Hey, do you like that Reba McIntyre song “Fancy,” but wonder what it would be like if someone were singing it at the gates of Hell? Skylar Laine has you covered. She performs in front of a bare tree, surrounded by a roiling moat of lava, and I actually say — out loud, for the first time in my life — “This needs tumblers.” The judges spare her soul and send her to the top 24.
Also through, in a great big hurry: Hallie Day! Chase Likens! Aaron Marcellus! They have given themselves three whole hours to reveal 24 names, why are they rushing so? Ryan teases “a shocking turn of events that will change everything,” a promise that is accompanied by the sounds of splashing and screaming. Oh wait: did Final Judgment happen on the day the Wynn hotel capsized, when only a mismatched group of scrappy survivors fought their way to an escape? I guess we’ll find out.
Deandre Brackensick is one of those guys who you just look at and know he’s got a version of “This Woman’s Work.” Sure enough, he does and it gets him into the top 24. As he walks the long aisle back to the holding pen, his ugly cry and luscious mane make him look exactly like Taylor Dayne in the bridge part of the “Tell It To My Heart” video. If you were born after 1988, I’m sorry you can’t participate in today’s recap.
Gentle giant Jermaine Jones — no, seriously, that’s what Ryan calls him twice — does his final performance in a sweater vest with nothing underneath. Please do not give Rick Santorum ideas, Jermaine Jones. There is much holding-pen footage of him waiting for Final Judgment, quivering so hard I fear he will vomit his body weight. His version of “I Believe In You & Me” is shaky and way too bass-y and he doesn’t make it through, but his sobbing will serve as a perfect audition for the role of Gertie in “Tyler Perry’s Medea Sees an E.T.”

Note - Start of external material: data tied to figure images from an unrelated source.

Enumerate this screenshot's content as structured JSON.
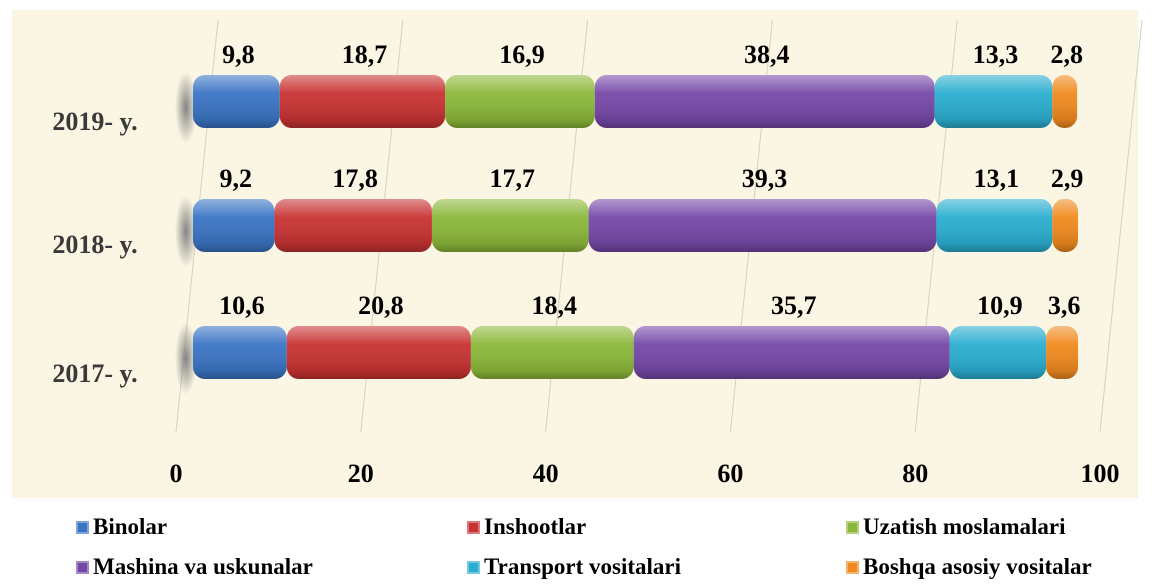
{
  "chart_data": {
    "type": "bar",
    "orientation": "horizontal",
    "stacked": true,
    "categories": [
      "2019- y.",
      "2018- y.",
      "2017- y."
    ],
    "series": [
      {
        "name": "Binolar",
        "color": "#3a74c4",
        "values": [
          9.8,
          9.2,
          10.6
        ],
        "labels": [
          "9,8",
          "9,2",
          "10,6"
        ]
      },
      {
        "name": "Inshootlar",
        "color": "#c83232",
        "values": [
          18.7,
          17.8,
          20.8
        ],
        "labels": [
          "18,7",
          "17,8",
          "20,8"
        ]
      },
      {
        "name": "Uzatish moslamalari",
        "color": "#8cb83a",
        "values": [
          16.9,
          17.7,
          18.4
        ],
        "labels": [
          "16,9",
          "17,7",
          "18,4"
        ]
      },
      {
        "name": "Mashina va uskunalar",
        "color": "#7548a8",
        "values": [
          38.4,
          39.3,
          35.7
        ],
        "labels": [
          "38,4",
          "39,3",
          "35,7"
        ]
      },
      {
        "name": "Transport vositalari",
        "color": "#2aaed0",
        "values": [
          13.3,
          13.1,
          10.9
        ],
        "labels": [
          "13,3",
          "13,1",
          "10,9"
        ]
      },
      {
        "name": "Boshqa asosiy vositalar",
        "color": "#f08a1e",
        "values": [
          2.8,
          2.9,
          3.6
        ],
        "labels": [
          "2,8",
          "2,9",
          "3,6"
        ]
      }
    ],
    "xlim": [
      0,
      100
    ],
    "xticks": [
      "0",
      "20",
      "40",
      "60",
      "80",
      "100"
    ],
    "grid": true,
    "legend_position": "bottom",
    "title": "",
    "xlabel": "",
    "ylabel": ""
  }
}
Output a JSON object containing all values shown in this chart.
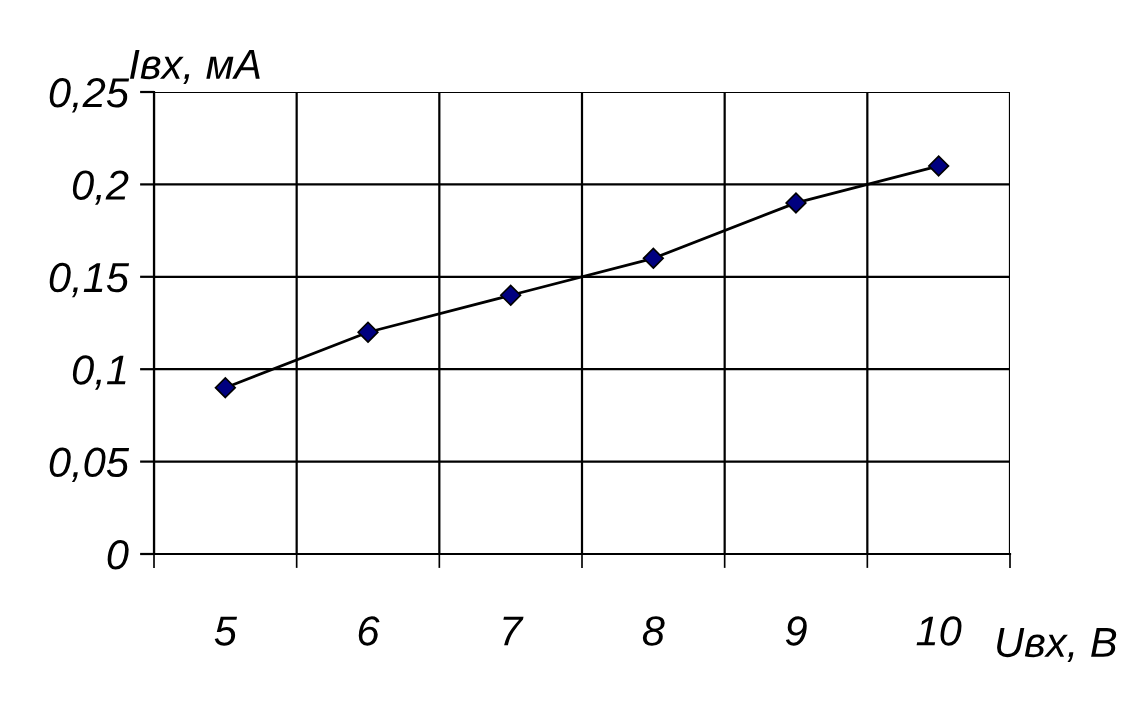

And then comes the part where they bring out more than one auditioner at a time and only choose one, which adds nothing and seems extra cruel to everyone involved. Ariel Sprague, Shelby Tweten and Holly Cavanaugh are trotted out for the last girls' spot, which Holly gets despite being the one I remember least. All three sets of parents are waiting in the holding pen and nobody quite knows how to react, and Ryan attempts to Coach Taylor the situation, which is not one of his strengths. Weird.
Boy-wise, it’s down to David Leathers Jr. and Eben Franckewitz, who are infants. And the last spot goes to ... Eben! There is an endless tracking shot of David crying while Eben serves up some teenage John Cusack awkward joyfulness right behind him. Again, the parents are waiting just outside, and as Eben jumps into his mother’s arms, Eben’s dad lunges forward, comes face-to-face with a crestfallen David, and straight-up recoils. It is simply mouthwatering. Ryan puts his hand on David’s shoulders and says “Where’s that chin?” Ryan Seacrest: Discount Life Coach.
Now that the pressure’s off, Steven Tyler decides to disrobe and jump in the Le Reve stage-moat thing, and his upper body looks like you left an onion out too long and it grew nipples. He swims right out of the room, yelling, “I’m coming, Mom!” That’s the Wiccan Catherine Keener for you.
Finally, it is time for our shocking twist! Are you sitting down? They are going to add one more boy to the top 24, and it will be one of these four: Johnny Keyser, Jermaine Jones, Richie Law or David Leathers Jr.! Yes, sure, you can stand back up now. Where are you going?